A couple weeks ago, my hi-tech coffee maker broke. All the electronic stuff on it worked just fine, but it failed in the most basic way; the mechanism to bring the hot water from the reservoir through the grounds and into the carafe no longer moved the water. So, I went out to the local Kroger and bought a Melitta coffee cone and carafe for 12.00. I heat my water and pour it through the grounds. My coffee-making experience is now simple and will never break.
What does coffee have to do with a soccer tournament?
Well, for one, it fuels a lot of tournament directors, volunteers and soccer moms/dads for early-morning games, but the real correlation here is the lesson to keep things simple and down to its most basic requirements.

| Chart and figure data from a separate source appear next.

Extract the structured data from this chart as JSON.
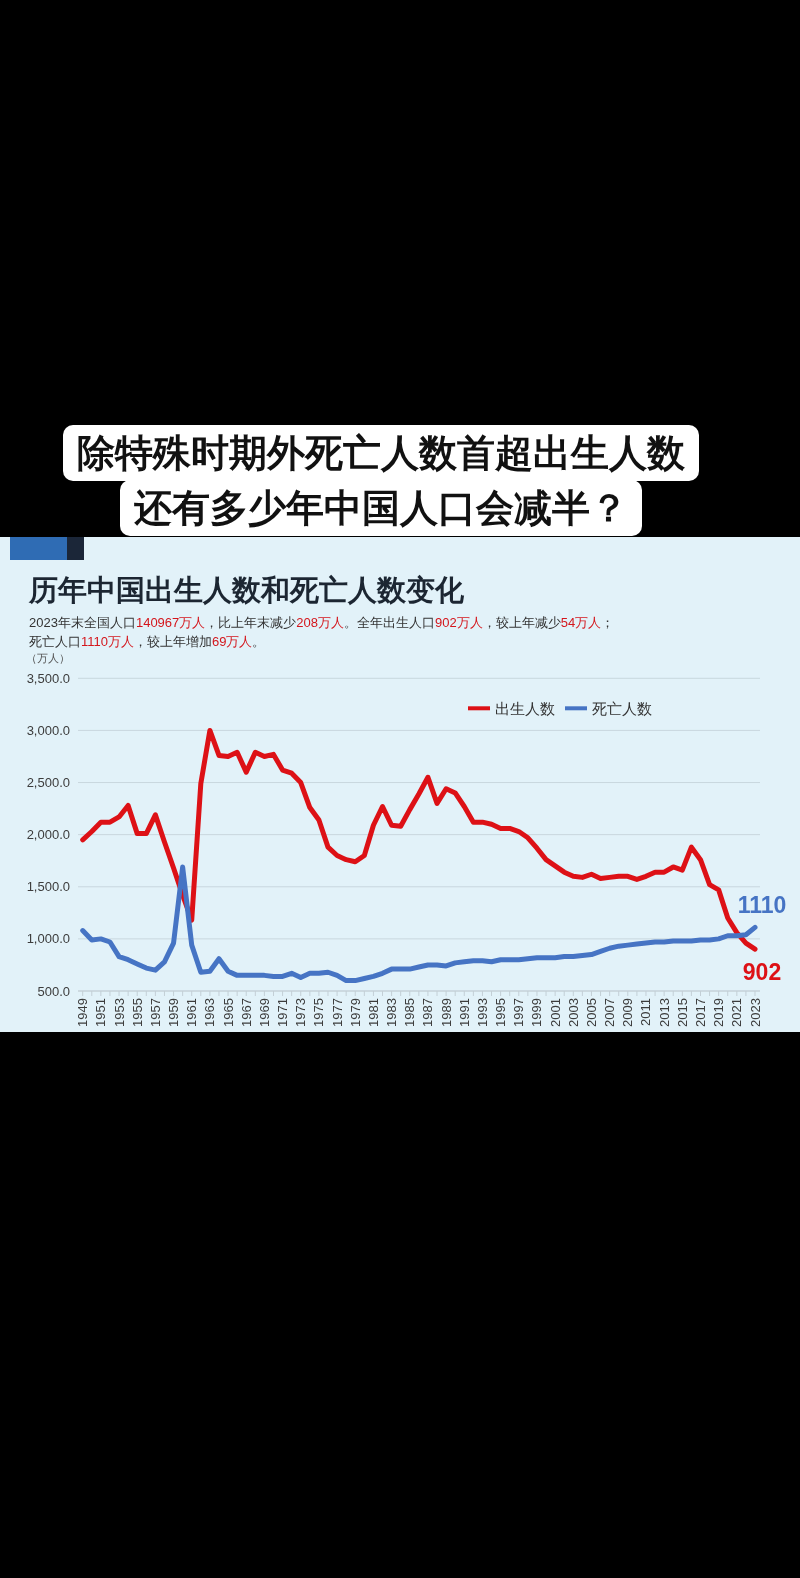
{
  "chart_data": {
    "type": "line",
    "title": "历年中国出生人数和死亡人数变化",
    "subtitle": "2023年末全国人口140967万人，比上年末减少208万人。全年出生人口902万人，较上年减少54万人；死亡人口1110万人，较上年增加69万人。",
    "ylabel": "（万人）",
    "annotations": [
      "除特殊时期外死亡人数首超出生人数",
      "还有多少年中国人口会减半？"
    ],
    "categories": [
      "1949",
      null,
      "1951",
      null,
      "1953",
      null,
      "1955",
      null,
      "1957",
      null,
      "1959",
      null,
      "1961",
      null,
      "1963",
      null,
      "1965",
      null,
      "1967",
      null,
      "1969",
      null,
      "1971",
      null,
      "1973",
      null,
      "1975",
      null,
      "1977",
      null,
      "1979",
      null,
      "1981",
      null,
      "1983",
      null,
      "1985",
      null,
      "1987",
      null,
      "1989",
      null,
      "1991",
      null,
      "1993",
      null,
      "1995",
      null,
      "1997",
      null,
      "1999",
      null,
      "2001",
      null,
      "2003",
      null,
      "2005",
      null,
      "2007",
      null,
      "2009",
      null,
      "2011",
      null,
      "2013",
      null,
      "2015",
      null,
      "2017",
      null,
      "2019",
      null,
      "2021",
      null,
      "2023"
    ],
    "series": [
      {
        "name": "出生人数",
        "color": "#dd1116",
        "values": [
          1950,
          2030,
          2120,
          2120,
          2170,
          2280,
          2010,
          2010,
          2190,
          1930,
          1680,
          1420,
          1180,
          2490,
          3000,
          2760,
          2750,
          2790,
          2600,
          2790,
          2750,
          2770,
          2620,
          2590,
          2500,
          2260,
          2140,
          1880,
          1800,
          1760,
          1740,
          1800,
          2090,
          2270,
          2090,
          2080,
          2240,
          2390,
          2550,
          2300,
          2440,
          2400,
          2270,
          2120,
          2120,
          2100,
          2060,
          2060,
          2030,
          1970,
          1870,
          1760,
          1700,
          1640,
          1600,
          1590,
          1620,
          1580,
          1590,
          1600,
          1600,
          1570,
          1600,
          1640,
          1640,
          1690,
          1660,
          1880,
          1760,
          1520,
          1470,
          1200,
          1060,
          960,
          902
        ],
        "value_labels": [
          null,
          null,
          null,
          null,
          null,
          null,
          null,
          null,
          null,
          null,
          null,
          null,
          null,
          null,
          null,
          null,
          null,
          null,
          null,
          null,
          null,
          null,
          null,
          null,
          null,
          null,
          null,
          null,
          null,
          null,
          null,
          null,
          null,
          null,
          null,
          null,
          null,
          null,
          null,
          null,
          null,
          null,
          null,
          null,
          null,
          null,
          null,
          null,
          null,
          null,
          null,
          null,
          null,
          null,
          null,
          null,
          null,
          null,
          null,
          null,
          null,
          null,
          null,
          null,
          null,
          null,
          null,
          null,
          null,
          null,
          null,
          null,
          null,
          null,
          "902"
        ]
      },
      {
        "name": "死亡人数",
        "color": "#4674c4",
        "values": [
          1080,
          990,
          1000,
          970,
          830,
          800,
          760,
          720,
          700,
          780,
          960,
          1690,
          940,
          680,
          690,
          810,
          690,
          650,
          650,
          650,
          650,
          640,
          640,
          670,
          630,
          670,
          670,
          680,
          650,
          600,
          600,
          620,
          640,
          670,
          710,
          710,
          710,
          730,
          750,
          750,
          740,
          770,
          780,
          790,
          790,
          780,
          800,
          800,
          800,
          810,
          820,
          820,
          820,
          830,
          830,
          840,
          850,
          880,
          910,
          930,
          940,
          950,
          960,
          970,
          970,
          980,
          980,
          980,
          990,
          990,
          1000,
          1030,
          1030,
          1040,
          1110
        ],
        "value_labels": [
          null,
          null,
          null,
          null,
          null,
          null,
          null,
          null,
          null,
          null,
          null,
          null,
          null,
          null,
          null,
          null,
          null,
          null,
          null,
          null,
          null,
          null,
          null,
          null,
          null,
          null,
          null,
          null,
          null,
          null,
          null,
          null,
          null,
          null,
          null,
          null,
          null,
          null,
          null,
          null,
          null,
          null,
          null,
          null,
          null,
          null,
          null,
          null,
          null,
          null,
          null,
          null,
          null,
          null,
          null,
          null,
          null,
          null,
          null,
          null,
          null,
          null,
          null,
          null,
          null,
          null,
          null,
          null,
          null,
          null,
          null,
          null,
          null,
          null,
          "1110"
        ]
      }
    ],
    "ylim": [
      500,
      3500
    ],
    "yticks": [
      {
        "value": 500,
        "label": "500.0"
      },
      {
        "value": 1000,
        "label": "1,000.0"
      },
      {
        "value": 1500,
        "label": "1,500.0"
      },
      {
        "value": 2000,
        "label": "2,000.0"
      },
      {
        "value": 2500,
        "label": "2,500.0"
      },
      {
        "value": 3000,
        "label": "3,000.0"
      },
      {
        "value": 3500,
        "label": "3,500.0"
      }
    ],
    "grid": "y",
    "legend": "top right"
  }
}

It might seem odd that a technology company would advocate for simple gravity instead of a hi-tech coffee-maker, but that doesn’t really seem odd to us. Even when we’re developing soccer tournament web sites and software, we always ask the question:
What is the simplest way to do this?
Based on the over-loaded technology web site of the average soccer site, keeping things simple is some advice a lot of them could use.
Our advice: Keep it simple, make it work. Nobody cares that you employ the latest AJAX, Java, whatever scoring system on your soccer tournament web site if they can’t find the scores and when they do, they can’t view them on their Blackberry. Apply this to everything, from your sponsorship packages to your web site to the game schedule to your standings and tiebreakers. People understand and accept simple. Like my coffee maker, it can have all the best time-keeping, auto-coffee-making, coffee-to-water-ratio-measuring technology in the world, but if it can’t pour water through coffee grounds, it is a piece of junk.
Do the basics well. Keep the rest simple.